Realmente, le estaba costando arrancar. Atticus sintió el deseo de levantarse de su butaca y agitar a su padre como a una bola de cristal, a ver si nevaba de una vez.

—En aquel momento nos encontrábamos en plena expansión de la empresa —explicó—. Fue la época en la que abrimos oficinas en varias capitales europeas.

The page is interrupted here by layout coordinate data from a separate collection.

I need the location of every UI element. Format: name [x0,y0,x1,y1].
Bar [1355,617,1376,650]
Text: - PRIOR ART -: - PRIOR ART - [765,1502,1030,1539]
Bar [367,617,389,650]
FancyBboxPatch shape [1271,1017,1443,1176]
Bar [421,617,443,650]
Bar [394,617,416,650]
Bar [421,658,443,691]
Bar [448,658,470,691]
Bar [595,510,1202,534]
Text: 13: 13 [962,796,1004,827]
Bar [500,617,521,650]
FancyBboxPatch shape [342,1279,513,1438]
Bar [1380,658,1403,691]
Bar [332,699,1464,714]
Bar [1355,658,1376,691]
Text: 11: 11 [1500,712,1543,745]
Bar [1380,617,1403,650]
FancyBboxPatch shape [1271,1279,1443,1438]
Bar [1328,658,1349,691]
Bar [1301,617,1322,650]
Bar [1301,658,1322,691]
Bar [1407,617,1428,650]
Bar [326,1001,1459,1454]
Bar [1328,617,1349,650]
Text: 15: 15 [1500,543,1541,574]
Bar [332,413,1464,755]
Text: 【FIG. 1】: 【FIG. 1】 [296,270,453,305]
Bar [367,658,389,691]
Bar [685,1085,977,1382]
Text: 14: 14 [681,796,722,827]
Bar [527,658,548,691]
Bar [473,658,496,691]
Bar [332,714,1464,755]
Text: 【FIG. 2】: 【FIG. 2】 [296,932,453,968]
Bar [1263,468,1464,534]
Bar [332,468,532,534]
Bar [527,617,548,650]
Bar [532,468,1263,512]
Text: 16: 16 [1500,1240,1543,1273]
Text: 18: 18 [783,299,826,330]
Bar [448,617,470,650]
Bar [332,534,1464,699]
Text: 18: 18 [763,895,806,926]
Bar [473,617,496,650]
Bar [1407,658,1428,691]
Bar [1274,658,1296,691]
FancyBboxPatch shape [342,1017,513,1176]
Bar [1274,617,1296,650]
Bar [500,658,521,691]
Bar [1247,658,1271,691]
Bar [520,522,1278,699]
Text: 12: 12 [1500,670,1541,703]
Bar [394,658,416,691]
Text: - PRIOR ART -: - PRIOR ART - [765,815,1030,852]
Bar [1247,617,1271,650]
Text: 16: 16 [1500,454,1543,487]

Una de ellas, como sabes, está en Madrid, España.

Atticus asintió.

—El señor Bestman tuvo una idea visionaria. —Frunció el ceño—. Pensó que para apoyar las ventas de nuestros libros sería aconsejable que Craftsman&Co editara también unas pequeñas revistas literarias en cada país, para poder promocionar nuestros títulos.

—Muy listo —reconoció Atticus.

—El caso es que pusimos en marcha aquellos proyectos y debo decir que, hasta la fecha, han cumplido correctamente su misión. Como comprenderás, no son empresas que ganen mucho dinero, pero sí son herramientas válidas. Algunas, como la alemana Krafts, han logrado además colocarse entre las publicaciones literarias de mayor prestigio en su territorio.

Marlow regresó a su mesa. Se dejó caer pesadamente en su butaca.

—Todas menos una.

Aquella tarde, después de la reunión, Atticus Craftsman sintió la necesidad de beber en solitario. Se arrimó a la barra de un pub de barrio y pidió una pinta helada. Acto seguido, se la bebió de un solo trago. Eructó.

En su cartera descansaban los documentos que le había confiado su padre. En efecto, el asunto era peliagudo, de ahí la reticencia de Marlow a hablar del tirón. Para Atticus significaba subir un escalón en su carrera, de eso no cabía duda: se trataba de un tema que requería de alguien con experiencia y en quien la compañía pudiera confiar a ciegas. Pero también comportaba un cambio importante en su rutina. Necesariamente, Atticus tendría que abandonar Inglaterra durante un periodo de tiempo indefinido y posponer otros asuntos que ahora le ocupaban todos sus esfuerzos.